2 does walking through woods in fall

I was sitting in my daughter’s tree stand this week (it’s really my tree stand that is named for her, which is another story) when just at dusk I heard a red squirrel rustling down and to my left. Of course, it wasn’t a red squirrel.

It was a deer. 

A doe fawn and she was oblivious to my presence. Any adult doe I’m sure would have looked up and stared at me to see if I would move.

You don’t have to spend much time watching deer, especially does with fawns, to know that adult deer are much more alert and attuned to their surroundings. Sometimes you can wave “Hello” to a fawn and it will stop and look at you for a bit then go back to what it was doing. An adult doe, on the other hand, won’t wait to find out if you’re really being friendly.

So how long might they sport a radiocollar? Are there differences in survival of subadult (1.5-year-old) and adult females like we see in males?

We have had research projects to look at the difference in subadult and adult female harvest rates. The results were mixed – some study areas indicated subadults had different harvest rates from adults.

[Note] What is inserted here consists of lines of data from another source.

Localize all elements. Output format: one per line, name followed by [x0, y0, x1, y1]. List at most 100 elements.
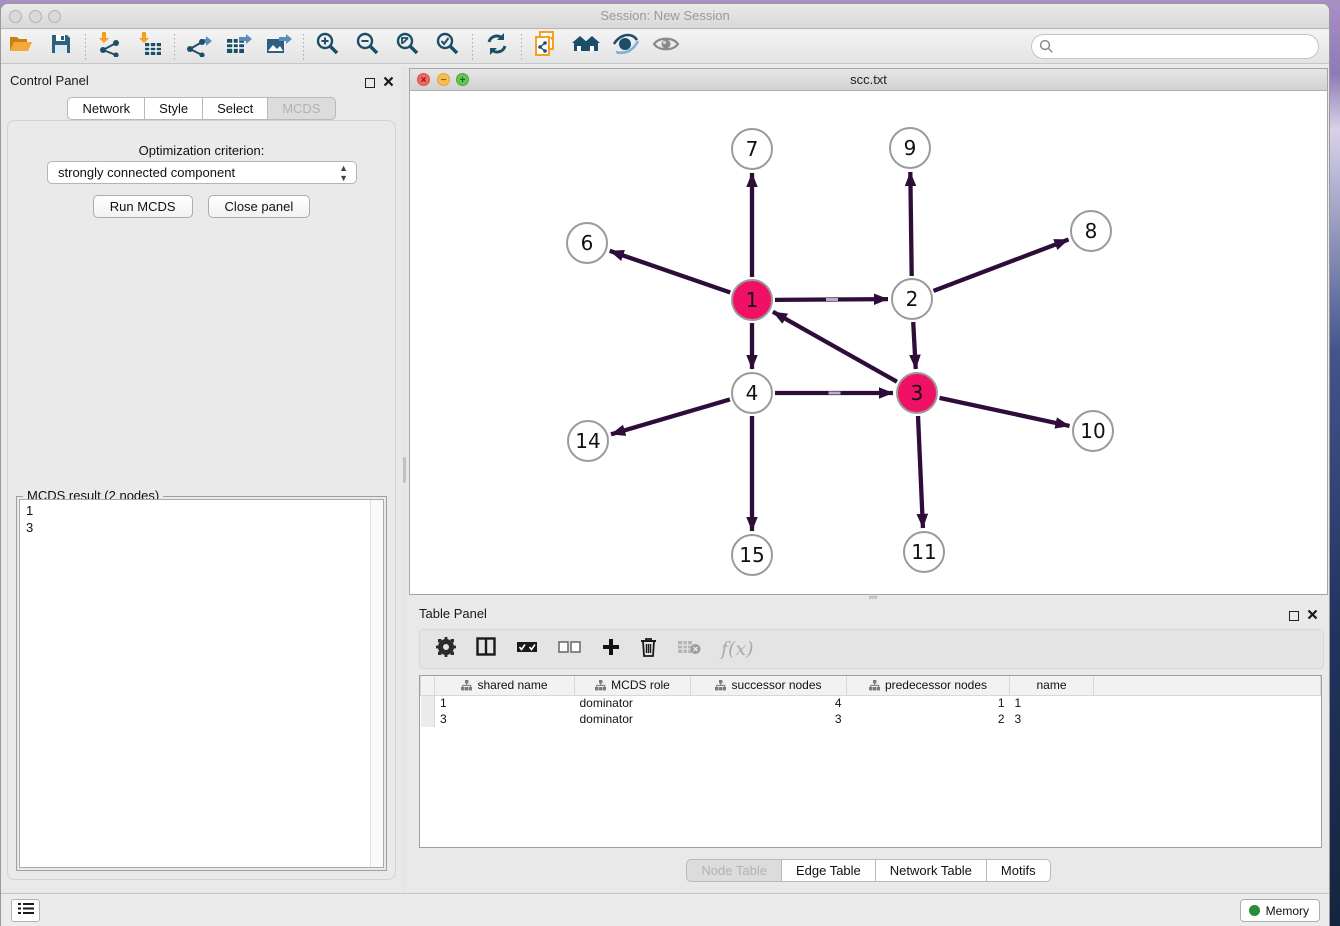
float-panel-icon[interactable] [365, 78, 375, 88]
criterion-value: strongly connected component [58, 165, 235, 180]
graph-node-1[interactable]: 1 [731, 279, 773, 321]
graph-node-3[interactable]: 3 [896, 372, 938, 414]
graph-edge-1-6[interactable] [610, 251, 731, 293]
table-panel: Table Panel [409, 599, 1328, 890]
main-region: Control Panel Network Style Select MCDS … [1, 65, 1329, 893]
zoom-in-button[interactable] [308, 32, 348, 62]
graph-edge-3-10[interactable] [939, 398, 1069, 426]
tab-style[interactable]: Style [145, 97, 203, 120]
graph-node-14[interactable]: 14 [567, 420, 609, 462]
gear-icon[interactable] [436, 637, 456, 662]
memory-label: Memory [1266, 904, 1309, 918]
export-network-button[interactable] [179, 32, 219, 62]
column-header-shared-name[interactable]: shared name [435, 676, 575, 695]
graph-node-4[interactable]: 4 [731, 372, 773, 414]
layout-refresh-button[interactable] [477, 32, 517, 62]
export-table-button[interactable] [219, 32, 259, 62]
graph-edge-2-3[interactable] [913, 322, 916, 369]
tab-network[interactable]: Network [67, 97, 145, 120]
table-panel-header: Table Panel [409, 601, 1328, 625]
search-input[interactable] [1031, 34, 1319, 59]
row-header [421, 695, 435, 711]
graph-node-7[interactable]: 7 [731, 128, 773, 170]
graph-node-6[interactable]: 6 [566, 222, 608, 264]
graph-edges-layer [410, 91, 1327, 594]
graph-node-2[interactable]: 2 [891, 278, 933, 320]
eye-icon [652, 35, 680, 58]
toolbar-separator [85, 34, 86, 60]
open-session-icon [8, 33, 34, 60]
column-header-successor-nodes[interactable]: successor nodes [691, 676, 847, 695]
search-icon [1039, 39, 1054, 59]
graph-edge-2-8[interactable] [934, 240, 1069, 291]
mcds-result-text[interactable]: 1 3 [19, 499, 384, 868]
memory-button[interactable]: Memory [1240, 899, 1320, 922]
select-all-icon[interactable] [516, 640, 538, 659]
column-header-predecessor-nodes[interactable]: predecessor nodes [847, 676, 1010, 695]
delete-table-icon [677, 639, 701, 660]
task-history-button[interactable] [11, 899, 40, 922]
import-table-button[interactable] [130, 32, 170, 62]
tab-network-table[interactable]: Network Table [876, 859, 987, 882]
add-column-icon[interactable] [602, 638, 620, 661]
graph-node-9[interactable]: 9 [889, 127, 931, 169]
float-table-panel-icon[interactable] [1289, 611, 1299, 621]
columns-icon[interactable] [476, 637, 496, 661]
graph-edge-4-14[interactable] [611, 399, 730, 434]
table-row[interactable]: 1 dominator 4 1 1 [421, 695, 1321, 711]
result-scrollbar[interactable] [370, 500, 383, 867]
tab-edge-table[interactable]: Edge Table [782, 859, 876, 882]
run-mcds-button[interactable]: Run MCDS [93, 195, 193, 218]
delete-icon[interactable] [640, 637, 657, 662]
import-network-button[interactable] [90, 32, 130, 62]
table-header-row: shared name MCDS role successor nodes pr… [421, 676, 1321, 695]
column-header-mcds-role[interactable]: MCDS role [575, 676, 691, 695]
graph-edge-3-1[interactable] [773, 312, 897, 382]
column-header-name[interactable]: name [1010, 676, 1094, 695]
right-pane: × − + scc.txt 7968124314101511 [407, 65, 1328, 893]
table-toolbar: f(x) [419, 629, 1324, 669]
graph-edge-2-9[interactable] [910, 172, 911, 276]
zoom-selected-icon [435, 31, 461, 62]
graph-node-10[interactable]: 10 [1072, 410, 1114, 452]
tab-node-table[interactable]: Node Table [686, 859, 782, 882]
row-header [421, 676, 435, 695]
tab-motifs[interactable]: Motifs [987, 859, 1051, 882]
toolbar-separator [472, 34, 473, 60]
table-panel-title: Table Panel [419, 606, 487, 621]
zoom-out-button[interactable] [348, 32, 388, 62]
zoom-fit-button[interactable] [388, 32, 428, 62]
toggle-details-button[interactable] [606, 32, 646, 62]
tab-select[interactable]: Select [203, 97, 268, 120]
criterion-select[interactable]: strongly connected component ▲▼ [47, 161, 357, 184]
close-panel-icon[interactable] [383, 74, 394, 92]
network-canvas[interactable]: 7 9 6 8 1 2 4 3 14 10 15 11 [410, 91, 1327, 594]
node-table[interactable]: shared name MCDS role successor nodes pr… [419, 675, 1322, 848]
network-view-window: × − + scc.txt 7968124314101511 [409, 68, 1328, 595]
open-session-button[interactable] [1, 32, 41, 62]
graph-node-15[interactable]: 15 [731, 534, 773, 576]
close-panel-button[interactable]: Close panel [208, 195, 311, 218]
deselect-all-icon[interactable] [558, 640, 582, 659]
clone-network-button[interactable] [526, 32, 566, 62]
zoom-fit-icon [395, 31, 421, 62]
tab-mcds[interactable]: MCDS [268, 97, 335, 120]
zoom-selected-button[interactable] [428, 32, 468, 62]
list-icon [18, 902, 34, 920]
table-row[interactable]: 3 dominator 3 2 3 [421, 711, 1321, 727]
save-session-button[interactable] [41, 32, 81, 62]
graph-node-11[interactable]: 11 [903, 531, 945, 573]
mcds-tab-pane: Optimization criterion: strongly connect… [7, 120, 396, 880]
memory-status-icon [1249, 905, 1260, 916]
export-image-button[interactable] [259, 32, 299, 62]
status-bar: Memory [1, 893, 1329, 926]
toolbar-separator [521, 34, 522, 60]
optimization-criterion-label: Optimization criterion: [8, 143, 395, 158]
zoom-in-icon [315, 31, 341, 62]
graph-node-8[interactable]: 8 [1070, 210, 1112, 252]
export-image-icon [265, 31, 293, 62]
close-table-panel-icon[interactable] [1307, 607, 1318, 625]
eye-button[interactable] [646, 32, 686, 62]
graph-edge-3-11[interactable] [918, 416, 923, 528]
home-button[interactable] [566, 32, 606, 62]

But after we look at 20 years of survival data, we start to see some patterns. The graph below shows the cumulative monthly survival rate (Graph on left – Subadults are 1.5 years of age; Graph on right – Adults are all older deer). 

As a reminder of how to interpret these, that first boxplot for February shows the median for all studies (thick horizontal line), the box around it includes 50% of the survival estimates (25th to 75th percentiles), and the whiskers coming off the box are estimates within 1.5x the inter-quartile range. The second boxplot (March) represents the probability of surviving February AND March. The third boxplot represents the probability of surviving February, March, and April…and so on. The last boxplot is the probability of surviving 12 months: February through January.

Subadult female survival looks similar to their subadult male counterparts. In fact, graphs track pretty much the same for adult male and female deer through September as well. But when hunting season arrives, things are vastly different. 

After hunting season, over half of the females are still alive. Conserving battery life of a radiocollar is a given when on females as they are likely to be carrying it around for multiple seasons and years. 

Then it’s a matter of research objectives. Big picture or fine scale movements. Because you can’t have both. 

Duane Diefenbach

[A side note: The less variability in subadult survival rates is more a function of data than actual variability. We have less data on subadults so we are able to detect less variability related to study area or year. The overall mean survival rate is trustworthy, it’s just that there is surely more variability over space and time than we can detect.]